Modeling and optimization of a heat-pump-assisted high temperature proton exchange membrane fuel cell micro-combined-heat-and-power system for residential applications

In this study a micro-combined-heat-and-power (micro-CHP) system is coupled to a vapor-compression heat pump to fulfill the residential needs for heating (space heating and water heating) and electricity in detached single-family households in Denmark. Such a combination is assumed to be attractive for application, since both fuel cell technology and electric heat pumps are found to be two of the most efficient technologies for generation/conversion of useful energy. The micro-CHP system is fueled with natural gas and includes a fuel cell stack, a fuel processor and other auxiliary components. The micro-CHP system assumes heat-led operation, to avoid dumping of heat and the use of complicated thermal energy storage. The overall system is grid-interconnected to allow importing and exporting of electricity as necessary. In this study emphasis is given on the operational characterization of the system.
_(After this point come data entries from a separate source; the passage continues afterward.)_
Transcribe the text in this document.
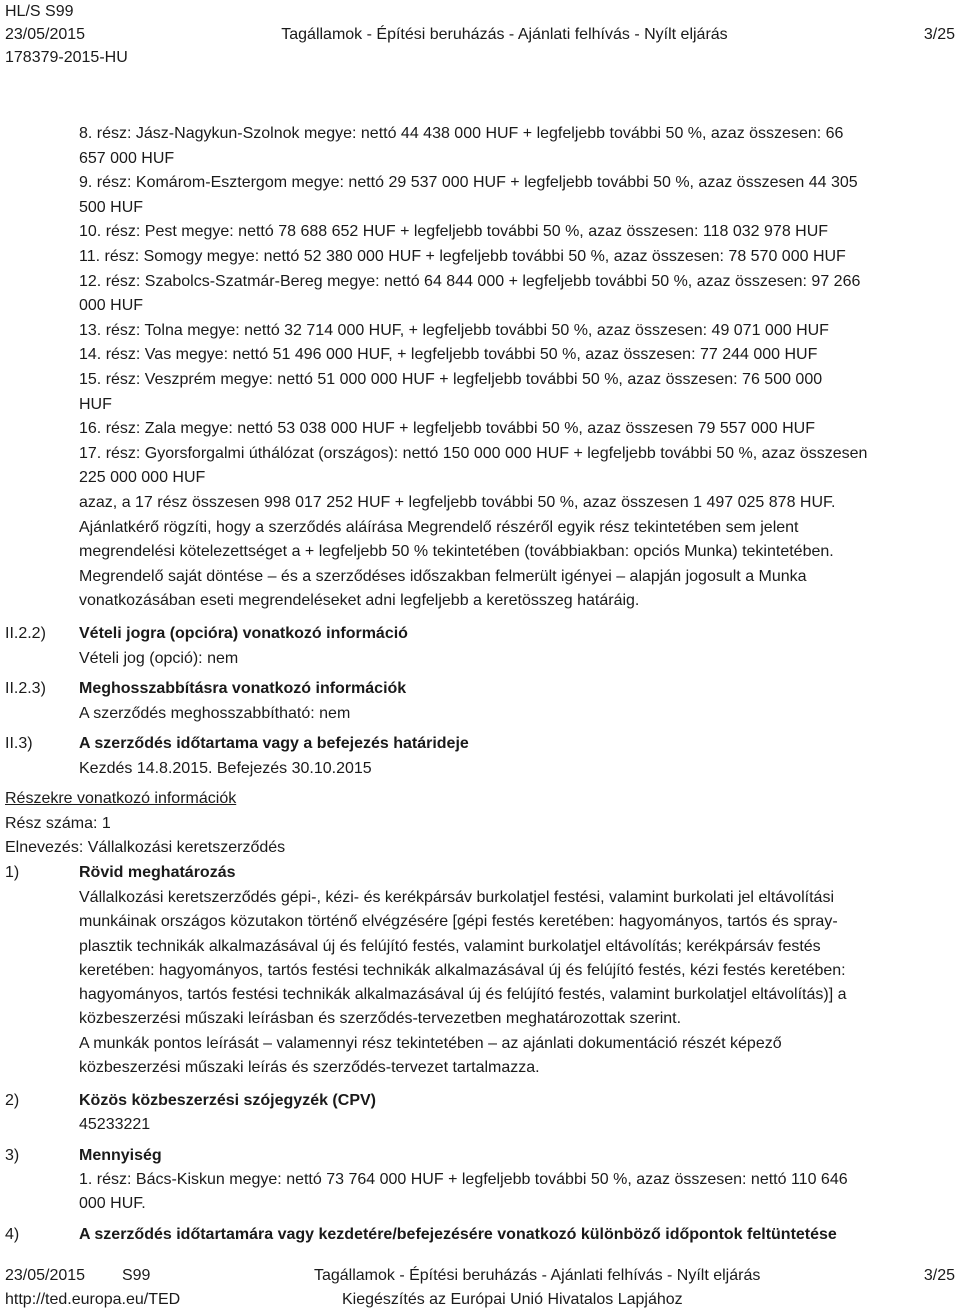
HL/S S99
23/05/2015	Tagállamok - Építési beruházás - Ajánlati felhívás - Nyílt eljárás	3/25
178379-2015-HU

8. rész: Jász-Nagykun-Szolnok megye: nettó 44 438 000 HUF + legfeljebb további 50 %, azaz összesen: 66

657 000 HUF

9. rész: Komárom-Esztergom megye: nettó 29 537 000 HUF + legfeljebb további 50 %, azaz összesen 44 305

500 HUF

10. rész: Pest megye: nettó 78 688 652 HUF + legfeljebb további 50 %, azaz összesen: 118 032 978 HUF

11. rész: Somogy megye: nettó 52 380 000 HUF + legfeljebb további 50 %, azaz összesen: 78 570 000 HUF

12. rész: Szabolcs-Szatmár-Bereg megye: nettó 64 844 000 + legfeljebb további 50 %, azaz összesen: 97 266

000 HUF

13. rész: Tolna megye: nettó 32 714 000 HUF, + legfeljebb további 50 %, azaz összesen: 49 071 000 HUF

14. rész: Vas megye: nettó 51 496 000 HUF, + legfeljebb további 50 %, azaz összesen: 77 244 000 HUF

15. rész: Veszprém megye: nettó 51 000 000 HUF + legfeljebb további 50 %, azaz összesen: 76 500 000

HUF

16. rész: Zala megye: nettó 53 038 000 HUF + legfeljebb további 50 %, azaz összesen 79 557 000 HUF

17. rész: Gyorsforgalmi úthálózat (országos): nettó 150 000 000 HUF + legfeljebb további 50 %, azaz összesen

225 000 000 HUF

azaz, a 17 rész összesen 998 017 252 HUF + legfeljebb további 50 %, azaz összesen 1 497 025 878 HUF.

Ajánlatkérő rögzíti, hogy a szerződés aláírása Megrendelő részéről egyik rész tekintetében sem jelent

megrendelési kötelezettséget a + legfeljebb 50 % tekintetében (továbbiakban: opciós Munka) tekintetében.

Megrendelő saját döntése – és a szerződéses időszakban felmerült igényei – alapján jogosult a Munka

vonatkozásában eseti megrendeléseket adni legfeljebb a keretösszeg határáig.

II.2.2) Vételi jogra (opcióra) vonatkozó információ
Vételi jog (opció): nem
II.2.3) Meghosszabbításra vonatkozó információk
A szerződés meghosszabbítható: nem
II.3)	A szerződés időtartama vagy a befejezés határideje
Kezdés 14.8.2015. Befejezés 30.10.2015
Részekre vonatkozó információk
Rész száma: 1
Elnevezés: Vállalkozási keretszerződés
1)	Rövid meghatározás

Vállalkozási keretszerződés gépi-, kézi- és kerékpársáv burkolatjel festési, valamint burkolati jel eltávolítási

munkáinak országos közutakon történő elvégzésére [gépi festés keretében: hagyományos, tartós és spray-

plasztik technikák alkalmazásával új és felújító festés, valamint burkolatjel eltávolítás; kerékpársáv festés

keretében: hagyományos, tartós festési technikák alkalmazásával új és felújító festés, kézi festés keretében:

hagyományos, tartós festési technikák alkalmazásával új és felújító festés, valamint burkolatjel eltávolítás)] a

közbeszerzési műszaki leírásban és szerződés-tervezetben meghatározottak szerint.

A munkák pontos leírását – valamennyi rész tekintetében – az ajánlati dokumentáció részét képező

közbeszerzési műszaki leírás és szerződés-tervezet tartalmazza.

2)	Közös közbeszerzési szójegyzék (CPV)
45233221
3)	Mennyiség

1. rész: Bács-Kiskun megye: nettó 73 764 000 HUF + legfeljebb további 50 %, azaz összesen: nettó 110 646

000 HUF.

4)	A szerződés időtartamára vagy kezdetére/befejezésére vonatkozó különböző időpontok feltüntetése
23/05/2015 S99	Tagállamok - Építési beruházás - Ajánlati felhívás - Nyílt eljárás	3/25
http://ted.europa.eu/TED	Kiegészítés az Európai Unió Hivatalos Lapjához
The variational loads are considered from full to quarter load, and the micro-CHP system is optimized in terms of operating thermophysical parameters for every different load. The results clearly indicate the capability of the proposed system to perform efficiently throughout all necessary load changes to fulfill the residential load profile. The average net electrical efficiency and average total system efficiency are 0.380 and 0.815, respectively. However cost analysis shows that certain synergies are necessary to allow the proposed system to make an entry to the energy market as a possible candidate to replace heat pump-only equipped households.